Fúria Incontrolável (Unhinged / 2020): 5.5
Por acaso revi Encurralado (1971) um dia antes deste filme, então foi curioso (e frustrante) ver como uma premissa similar foi desenvolvida 50 anos depois (ambos os filmes são sobre uma pessoa comum que passa a ser perseguida por um motorista psicopata após um desentendimento bobo no trânsito). O filme funciona como uma distração passageira, prende a atenção minimamente, mas a falta de inteligência na trama, a protagonista fraca, e os toques grotescos de violência pra mim tornaram a experiência um tanto irritante e incômoda. Kubrick disse uma vez: "Tudo já foi feito. Todas a histórias já foram contadas. Todas as cenas já foram filmadas. Nosso trabalho é fazê-las um pouco melhor." Mas vendo Fúria Incontrolável ou um filme como Fuja (que comentei abaixo), a impressão que fica é quase a oposta... Que o "trabalho" agora dos cineastas tem sido descobrir como contar as velhas histórias da maneira mais preguiçosa e econômica possível, fazendo apenas o mínimo necessário pra atrair o interesse do espectador casual, de inteligência mediana, que nunca viu os clássicos, que no fim é quem garante a bilheteria (pra que se esforçar cada vez mais se é possível obter o mesmo retorno financeiro com menos?). É como se todo o conhecimento cinematográfico acumulado ao longo do último século tivesse sido perdido, e as pessoas estivessem tentando reaprender a contar histórias partindo do zero, do nível amador mais uma vez, ignorando tudo o que já foi feito no passado.
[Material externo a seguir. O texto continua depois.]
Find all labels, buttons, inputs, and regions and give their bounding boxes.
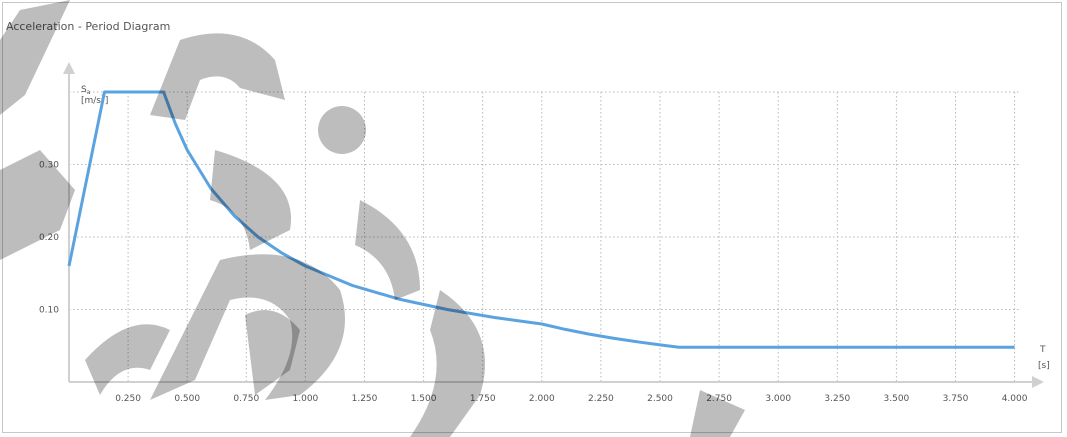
y-axis-arrow <box>63 62 75 74</box>
x-tick-label: 2.000 <box>529 394 555 404</box>
y-axis-label-main: Sa <box>81 85 91 96</box>
x-axis-arrow <box>1032 376 1044 388</box>
chart-title: Acceleration - Period Diagram <box>6 20 171 33</box>
x-tick-label: 0.500 <box>174 394 200 404</box>
y-tick-label: 0.10 <box>39 306 59 316</box>
x-tick-label: 3.000 <box>765 394 791 404</box>
x-tick-label: 4.000 <box>1002 394 1028 404</box>
x-axis-label: T [s] <box>1038 345 1050 371</box>
grid-lines <box>69 91 1020 382</box>
x-tick-label: 3.500 <box>884 394 910 404</box>
x-tick-label: 0.750 <box>233 394 259 404</box>
watermark <box>0 0 745 437</box>
y-tick-labels: 0.10 0.20 0.30 <box>39 161 59 316</box>
y-tick-label: 0.30 <box>39 161 59 171</box>
x-tick-label: 2.750 <box>706 394 732 404</box>
axes <box>63 62 1044 388</box>
y-tick-label: 0.20 <box>39 233 59 243</box>
x-tick-label: 2.250 <box>588 394 614 404</box>
chart-frame <box>2 2 1062 433</box>
spectrum-line <box>67 90 1015 349</box>
x-tick-label: 1.250 <box>352 394 378 404</box>
x-axis-label-text: T <box>1039 345 1046 355</box>
x-tick-label: 1.000 <box>293 394 319 404</box>
data-series <box>67 90 1015 349</box>
x-tick-label: 3.750 <box>943 394 969 404</box>
x-tick-labels: 0.250 0.500 0.750 1.000 1.250 1.500 1.750 2.000… <box>115 394 1028 404</box>
x-tick-label: 3.250 <box>824 394 850 404</box>
x-tick-label: 1.750 <box>470 394 496 404</box>
x-axis-unit: [s] <box>1038 361 1050 371</box>
x-tick-label: 0.250 <box>115 394 141 404</box>
x-tick-label: 2.500 <box>647 394 673 404</box>
x-tick-label: 1.500 <box>411 394 437 404</box>
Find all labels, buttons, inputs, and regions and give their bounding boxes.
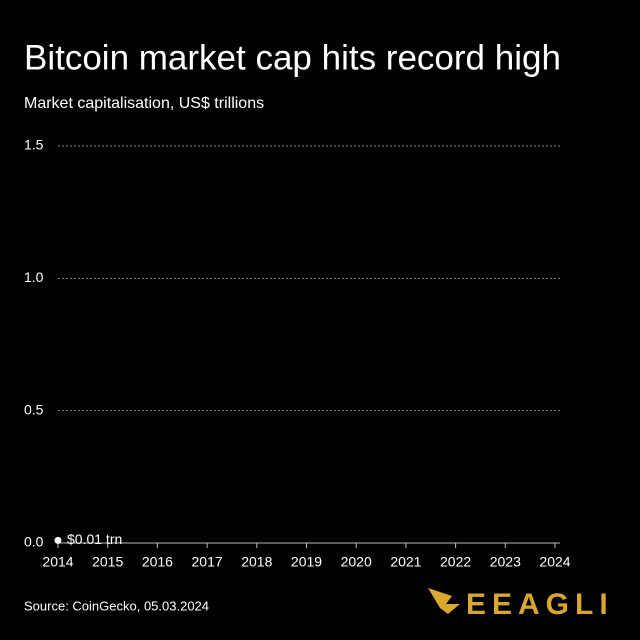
x-tick-label: 2018 xyxy=(241,554,272,570)
x-tick-label: 2024 xyxy=(539,554,570,570)
x-tick-label: 2022 xyxy=(440,554,471,570)
x-tick-label: 2014 xyxy=(42,554,73,570)
chart-subtitle: Market capitalisation, US$ trillions xyxy=(24,95,264,112)
logo-icon xyxy=(428,588,460,614)
y-tick-label: 0.0 xyxy=(24,534,44,550)
x-tick-label: 2023 xyxy=(490,554,521,570)
x-tick-label: 2021 xyxy=(390,554,421,570)
data-point xyxy=(54,536,62,544)
chart-title: Bitcoin market cap hits record high xyxy=(24,38,561,77)
x-tick-label: 2015 xyxy=(92,554,123,570)
y-tick-label: 1.5 xyxy=(24,137,44,153)
source: Source: CoinGecko, 05.03.2024 xyxy=(24,598,209,613)
y-tick-label: 1.0 xyxy=(24,269,44,285)
x-tick-label: 2020 xyxy=(341,554,372,570)
x-tick-label: 2016 xyxy=(142,554,173,570)
x-tick-label: 2019 xyxy=(291,554,322,570)
value-label: $0.01 trn xyxy=(67,531,122,547)
x-tick-label: 2017 xyxy=(192,554,223,570)
brand-name: EEAGLI xyxy=(466,588,614,621)
y-tick-label: 0.5 xyxy=(24,401,44,417)
brand-logo: EEAGLI xyxy=(428,588,614,621)
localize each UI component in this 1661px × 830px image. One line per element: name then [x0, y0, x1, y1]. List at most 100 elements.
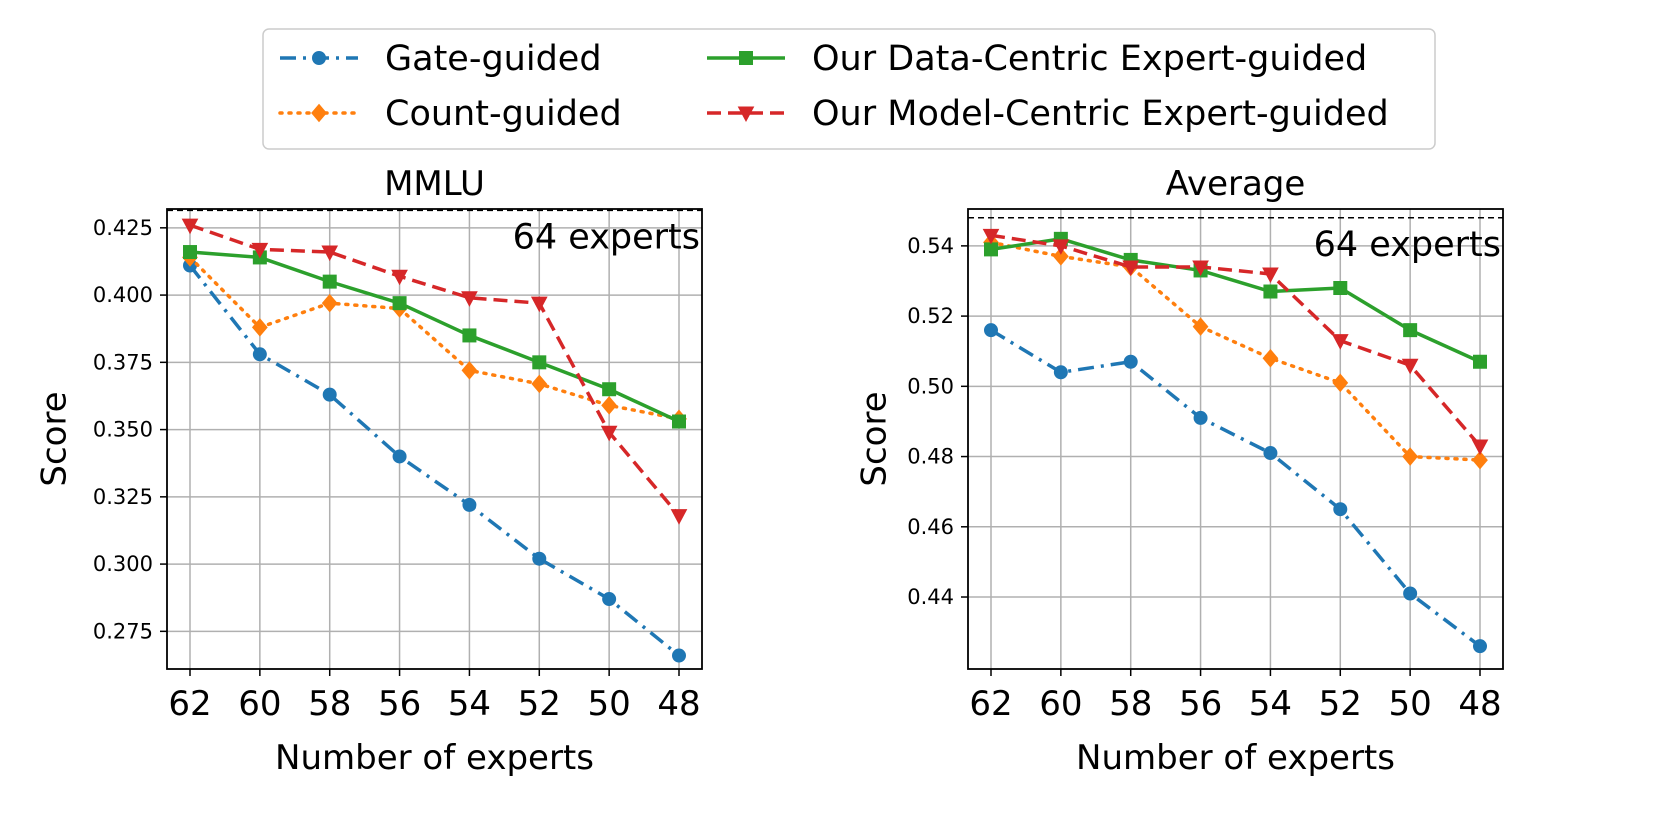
data-point-data — [1263, 284, 1278, 299]
data-point-model — [600, 425, 618, 442]
data-point-model — [1262, 267, 1279, 284]
legend: Gate-guided Our Data-Centric Expert-guide… — [262, 28, 1436, 150]
plot-frame — [967, 208, 1504, 670]
y-tick-label: 0.50 — [907, 374, 954, 398]
data-point-model — [1331, 334, 1349, 350]
y-tick-label: 0.275 — [93, 619, 153, 643]
x-tick-label: 58 — [308, 684, 351, 724]
data-point-model — [391, 269, 408, 286]
y-tick-label: 0.375 — [93, 350, 153, 374]
plot-frame — [166, 208, 703, 670]
data-point-gate — [1473, 639, 1487, 654]
data-point-model — [321, 245, 339, 262]
y-axis-label: Score — [35, 391, 75, 486]
y-tick-label: 0.48 — [907, 445, 954, 469]
data-point-data — [1403, 323, 1418, 338]
legend-label-gate: Gate-guided — [385, 39, 602, 79]
x-tick-label: 54 — [1249, 684, 1292, 724]
data-point-gate — [1123, 354, 1138, 369]
data-point-data — [462, 328, 477, 343]
y-tick-label: 0.400 — [93, 283, 153, 307]
data-point-count — [1052, 247, 1069, 266]
data-point-data — [672, 414, 686, 429]
data-point-data — [1333, 281, 1348, 296]
data-point-data — [322, 274, 337, 289]
x-tick-label: 56 — [378, 684, 421, 724]
data-point-gate — [602, 592, 617, 607]
series-line-gate — [990, 328, 1482, 648]
data-point-data — [602, 382, 617, 397]
data-point-model — [461, 291, 478, 307]
reference-label: 64 experts — [513, 217, 700, 257]
legend-entry-count: Count-guided — [278, 94, 622, 134]
series-count — [983, 233, 1488, 470]
panel-mmlu: 64 experts 0.275 0.300 0.325 0.350 0.375 0.400… — [35, 164, 703, 778]
data-point-gate — [462, 497, 477, 512]
data-point-gate — [984, 323, 998, 338]
legend-frame — [262, 28, 1436, 150]
data-point-count — [531, 374, 548, 394]
y-tick-label: 0.52 — [907, 304, 954, 328]
data-point-count — [1192, 317, 1209, 336]
x-tick-label: 48 — [657, 684, 700, 724]
legend-entry-model: Our Model-Centric Expert-guided — [707, 94, 1389, 134]
y-tick-label: 0.46 — [907, 515, 954, 539]
data-point-count — [1262, 348, 1279, 368]
data-point-gate — [1403, 586, 1418, 601]
x-tick-label: 48 — [1458, 684, 1501, 724]
data-point-count — [601, 396, 618, 415]
data-point-data — [532, 355, 547, 370]
x-tick-label: 52 — [518, 684, 561, 724]
series-count — [182, 248, 687, 429]
x-tick-label: 62 — [168, 684, 211, 724]
chart-title: Average — [1166, 164, 1306, 204]
y-tick-label: 0.300 — [93, 552, 153, 576]
data-point-gate — [1053, 365, 1068, 380]
x-tick-label: 50 — [1389, 684, 1432, 724]
y-tick-label: 0.54 — [907, 234, 954, 258]
x-tick-label: 54 — [448, 684, 491, 724]
x-tick-label: 58 — [1109, 684, 1152, 724]
data-point-gate — [392, 449, 407, 464]
legend-marker-gate — [312, 51, 326, 65]
data-point-gate — [1333, 502, 1348, 517]
chart-title: MMLU — [384, 164, 485, 204]
legend-marker-model — [737, 106, 755, 123]
panel-average: 64 experts 0.44 0.46 0.48 0.50 0.52 0.54 62 60 58… — [855, 164, 1504, 778]
series-model — [181, 218, 688, 525]
x-tick-label: 60 — [238, 684, 281, 724]
y-tick-label: 0.350 — [93, 418, 153, 442]
data-point-count — [1402, 447, 1419, 466]
data-point-data — [183, 245, 197, 260]
x-tick-label: 52 — [1319, 684, 1362, 724]
x-tick-label: 60 — [1039, 684, 1082, 724]
data-point-count — [321, 293, 338, 313]
y-tick-label: 0.44 — [907, 585, 954, 609]
data-point-model — [982, 228, 1000, 245]
data-point-model — [181, 218, 199, 235]
data-point-data — [984, 242, 998, 257]
legend-entry-gate: Gate-guided — [280, 39, 602, 79]
data-point-model — [1192, 260, 1209, 276]
series-line-count — [989, 240, 1482, 462]
data-point-count — [251, 318, 268, 337]
x-tick-label: 50 — [588, 684, 631, 724]
data-point-count — [1332, 373, 1349, 393]
legend-label-data: Our Data-Centric Expert-guided — [812, 39, 1367, 79]
series-line-model — [189, 223, 681, 517]
series-line-model — [990, 233, 1482, 448]
legend-marker-data — [739, 51, 753, 65]
data-point-model — [1471, 439, 1489, 456]
series-model — [982, 228, 1489, 456]
series-line-data — [990, 237, 1481, 364]
data-point-count — [461, 361, 478, 380]
data-point-data — [392, 296, 407, 311]
series-data — [183, 245, 686, 429]
legend-label-model: Our Model-Centric Expert-guided — [812, 94, 1389, 134]
data-point-gate — [672, 648, 686, 663]
legend-entry-data: Our Data-Centric Expert-guided — [707, 39, 1367, 79]
x-tick-label: 62 — [969, 684, 1012, 724]
x-tick-label: 56 — [1179, 684, 1222, 724]
x-axis-label: Number of experts — [275, 738, 594, 778]
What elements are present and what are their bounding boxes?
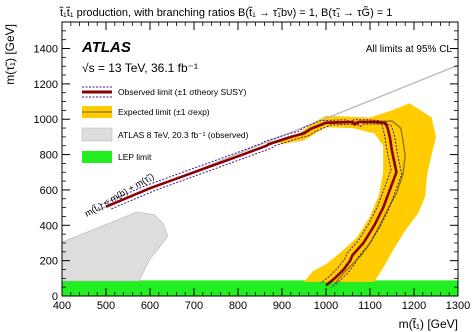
legend-observed-label: Observed limit (±1 σtheory SUSY) [118,87,247,97]
y-tick-label: 1200 [34,79,58,91]
legend-expected: Expected limit (±1 σexp) [82,106,210,118]
chart-title: t̃₁t̃₁ production, with branching ratios… [59,6,393,19]
legend: Observed limit (±1 σtheory SUSY) Expecte… [81,86,249,163]
lep-limit-region [62,280,458,296]
x-tick-label: 700 [185,300,203,312]
y-axis-label: m(τ̃₁) [GeV] [3,24,17,85]
x-tick-label: 400 [53,300,71,312]
x-tick-label: 800 [229,300,247,312]
x-tick-label: 1200 [402,300,426,312]
x-tick-label: 1300 [446,300,470,312]
x-tick-label: 500 [97,300,115,312]
expected-band [277,103,436,282]
legend-lep-label: LEP limit [118,152,152,162]
atlas-label: ATLAS [81,39,131,56]
y-tick-label: 0 [52,291,58,303]
y-tick-label: 600 [40,185,58,197]
legend-lep: LEP limit [82,151,152,163]
y-tick-label: 200 [40,256,58,268]
ticks-layer: 400 500 600 700 800 900 1000 1100 1200 1300 0 200 40… [34,21,470,312]
x-tick-label: 900 [273,300,291,312]
y-tick-label: 400 [40,220,58,232]
y-tick-label: 1000 [34,114,58,126]
observed-limit-line [105,120,398,287]
x-tick-label: 1000 [314,300,338,312]
y-tick-label: 800 [40,150,58,162]
legend-observed: Observed limit (±1 σtheory SUSY) [82,86,247,98]
plot-layer [62,64,458,296]
x-axis-label: m(t̃₁) [GeV] [399,316,458,331]
y-tick-label: 1400 [34,44,58,56]
energy-label: √s = 13 TeV, 36.1 fb⁻¹ [82,61,198,75]
observed-theory-minus [100,119,392,284]
legend-atlas8-label: ATLAS 8 TeV, 20.3 fb⁻¹ (observed) [118,130,249,140]
plot-frame [61,21,459,297]
legend-atlas8: ATLAS 8 TeV, 20.3 fb⁻¹ (observed) [81,127,249,142]
x-tick-label: 1100 [358,300,382,312]
x-tick-label: 600 [141,300,159,312]
legend-expected-label: Expected limit (±1 σexp) [118,107,210,117]
atlas-8tev-region [62,211,168,282]
cl-label: All limits at 95% CL [366,44,453,55]
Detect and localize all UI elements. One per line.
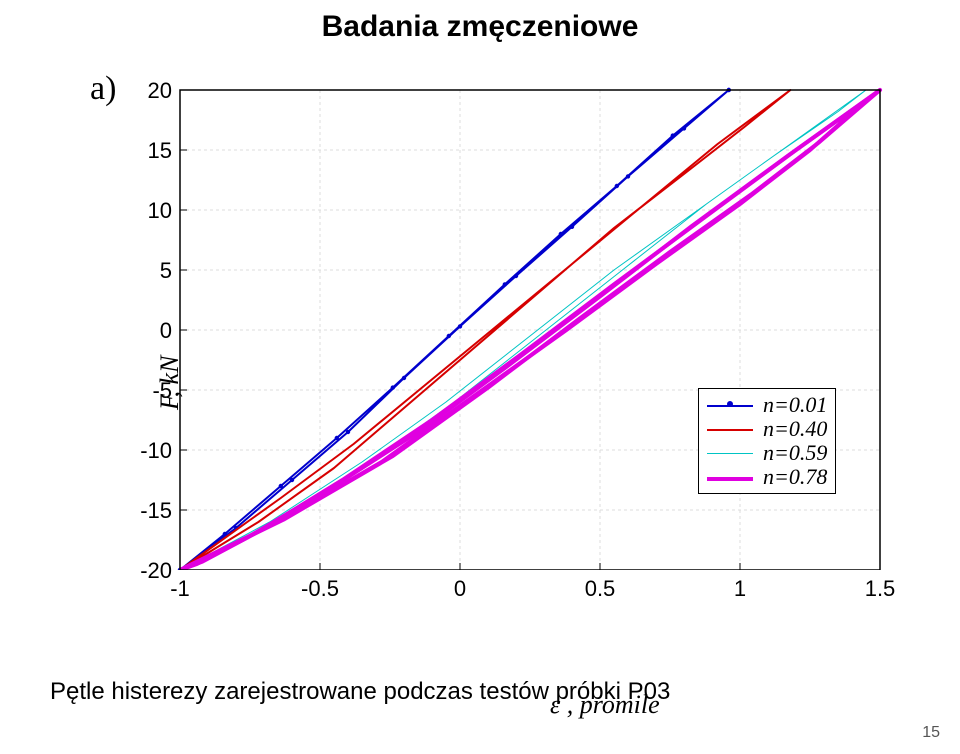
y-tick: 20 (122, 78, 172, 104)
panel-label: a) (90, 70, 116, 108)
x-tick: -1 (150, 576, 210, 602)
page-number: 15 (922, 724, 940, 742)
legend-swatch (707, 395, 753, 415)
y-tick: 5 (122, 258, 172, 284)
x-axis-label: ε , promile (550, 690, 660, 720)
x-tick: 0 (430, 576, 490, 602)
legend-item: n=0.40 (707, 417, 827, 441)
legend: n=0.01n=0.40n=0.59n=0.78 (698, 388, 836, 494)
legend-item: n=0.59 (707, 441, 827, 465)
legend-label: n=0.40 (763, 416, 827, 442)
chart-svg (120, 80, 890, 570)
legend-item: n=0.01 (707, 393, 827, 417)
legend-label: n=0.78 (763, 464, 827, 490)
y-tick: 0 (122, 318, 172, 344)
x-tick: 0.5 (570, 576, 630, 602)
x-tick: -0.5 (290, 576, 350, 602)
chart: F, kN ε , promile -20-15-10-505101520 -1… (120, 80, 890, 575)
legend-swatch (707, 419, 753, 439)
legend-label: n=0.59 (763, 440, 827, 466)
legend-swatch (707, 467, 753, 487)
y-tick: 10 (122, 198, 172, 224)
x-tick: 1 (710, 576, 770, 602)
x-tick: 1.5 (850, 576, 910, 602)
legend-swatch (707, 443, 753, 463)
legend-item: n=0.78 (707, 465, 827, 489)
y-tick: -5 (122, 378, 172, 404)
slide-title: Badania zmęczeniowe (0, 10, 960, 44)
y-tick: -10 (122, 438, 172, 464)
y-tick: -15 (122, 498, 172, 524)
y-tick: 15 (122, 138, 172, 164)
legend-label: n=0.01 (763, 392, 827, 418)
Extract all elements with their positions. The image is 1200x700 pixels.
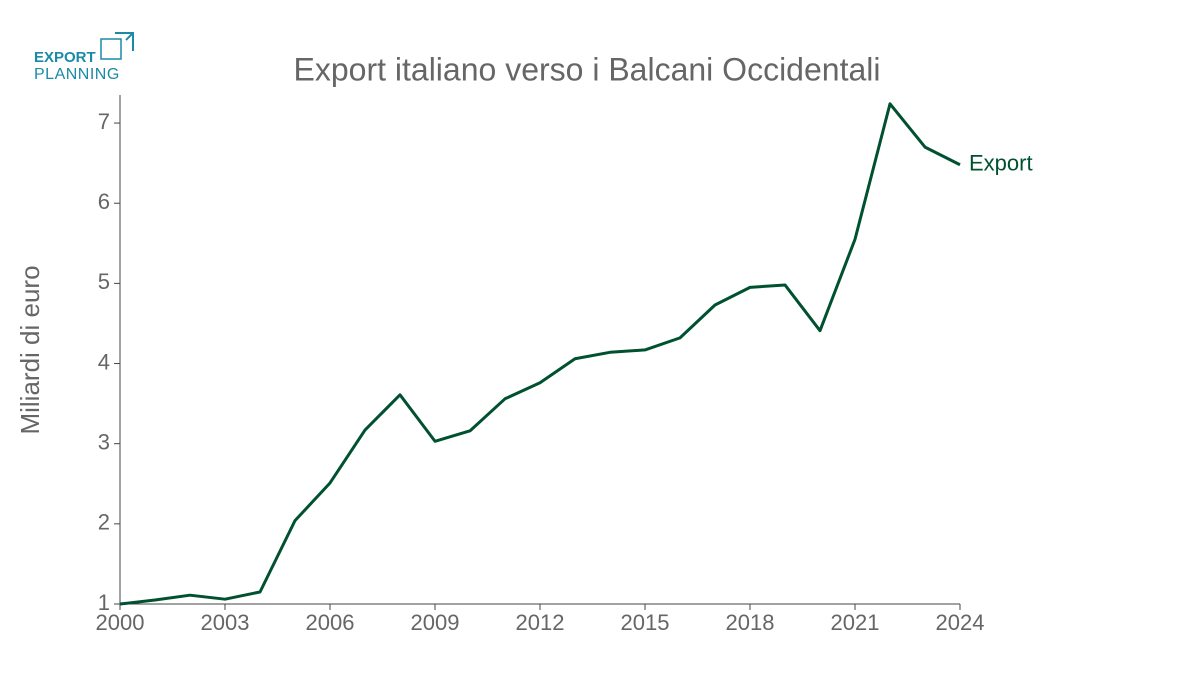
x-tick-label: 2024 xyxy=(936,610,985,635)
x-tick-label: 2012 xyxy=(516,610,565,635)
y-tick-label: 7 xyxy=(98,109,110,134)
x-tick-label: 2003 xyxy=(201,610,250,635)
y-tick-label: 6 xyxy=(98,189,110,214)
data-line xyxy=(119,102,961,606)
x-tick-label: 2018 xyxy=(726,610,775,635)
x-tick-label: 2000 xyxy=(96,610,145,635)
y-tick-label: 3 xyxy=(98,429,110,454)
y-tick-label: 4 xyxy=(98,349,110,374)
series-label: Export xyxy=(969,151,1033,176)
logo-arrow xyxy=(115,32,134,51)
x-tick-label: 2006 xyxy=(306,610,355,635)
chart-title: Export italiano verso i Balcani Occident… xyxy=(294,51,881,87)
logo-box xyxy=(100,38,122,60)
x-tick-label: 2009 xyxy=(411,610,460,635)
logo-text: EXPORT xyxy=(34,49,96,66)
x-tick-label: 2021 xyxy=(831,610,880,635)
y-axis-label: Miliardi di euro xyxy=(15,265,45,434)
x-tick-label: 2015 xyxy=(621,610,670,635)
y-tick-label: 1 xyxy=(98,590,110,615)
y-tick-label: 2 xyxy=(98,510,110,535)
y-tick-label: 5 xyxy=(98,269,110,294)
logo-text: PLANNING xyxy=(34,66,120,83)
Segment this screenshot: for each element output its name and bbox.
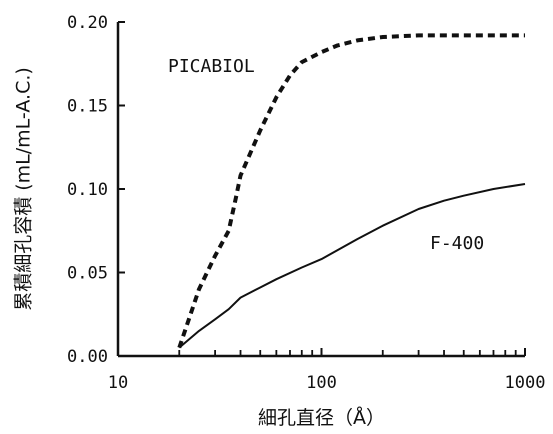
x-tick-label-2: 1000 (505, 373, 546, 393)
x-axis-label: 細孔直径（Å） (258, 406, 385, 429)
series-label-picabiol: PICABIOL (168, 56, 255, 77)
y-tick-label-4: 0.20 (67, 13, 108, 33)
x-tick-label-0: 10 (108, 373, 128, 393)
series-line-picabiol (177, 33, 525, 349)
series-line-f-400 (178, 183, 526, 349)
y-tick-label-2: 0.10 (67, 180, 108, 200)
y-tick-label-3: 0.15 (67, 97, 108, 117)
ticks: 0.00 0.05 0.10 0.15 0.20 10 100 1000 (67, 13, 545, 393)
series (177, 33, 526, 349)
series-label-f400: F-400 (430, 233, 484, 254)
y-tick-label-1: 0.05 (67, 264, 108, 284)
y-axis-label: 累積細孔容積 (mL/mL-A.C.) (13, 67, 35, 311)
x-tick-label-1: 100 (306, 373, 337, 393)
y-tick-label-0: 0.00 (67, 347, 108, 367)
Suspense sobre uma garota paraplégica que começa a suspeitar das intenções de sua mãe (Sarah Paulson), sua única cuidadora. O filme é obviamente inspirado em Louca Obsessão (tem até uma personagem chamada Kathy Bates), mas apesar das boas referências e das boas intenções, o roteiro é cheio de clichês (às vezes parece mais um plágio do que algo simplesmente inspirado pelo filme de 1990) e diálogos ruins que vão empobrecendo a produção aos poucos ("Você não fez isso por mim, você fez isso por você!"). A atriz principal é esforçada, mas não tem star quality pra carregar o filme (depois fui ler que ela foi escalada pro papel por ser de fato paraplégica — o que ilustra o problema que discuti no texto sobre diversidade). Diverte até certo ponto, mas não chega a ser um acerto como foi O Homem Invisível (2020).
9 comentários:
Lembro de uma versão de Emma com a Gwyneth Paltrow, pré-Oscar, no papel principal. Em resumo, a história é isso mesmo. Emma era alguém que não tinha o que fazer e por isso me metia a conduzir a vida alheia. A história era basicamente um estudo das convenções sociais vitorianas e de seu vazio. Cheguei a ler parte do livro, mas desanimei. O livro pareceu escrito para mostrar como era impossível alguém escapar do destino forjado pela posição social. Numa história mais romântica, aquela amiga da Emma, salvo engano se chamava Harriet, seria a grande heroína. No filme, e mais ainda no livro de Jane Austen, fica claro que ela pode ser linda, encantadora e misteriosa como uma protagonista de conto de fadas, mas não tem como sair de sua condição de "mal-nascida" destinada a receber uma educação de nível inferior (que não era a mesma coisa que ser menos inteligente ou menos culto) e casar num nível não muito elevado. Por isso o primeiro pretendente que Emma arranjou pra ela, um pastor anglicano se me lembro direito, a dispensou para casar com uma mulher chata de família rica - no livro ela era tão chata como no filme. Afinal, isso era o "certo" de acordo com as convenções sociais.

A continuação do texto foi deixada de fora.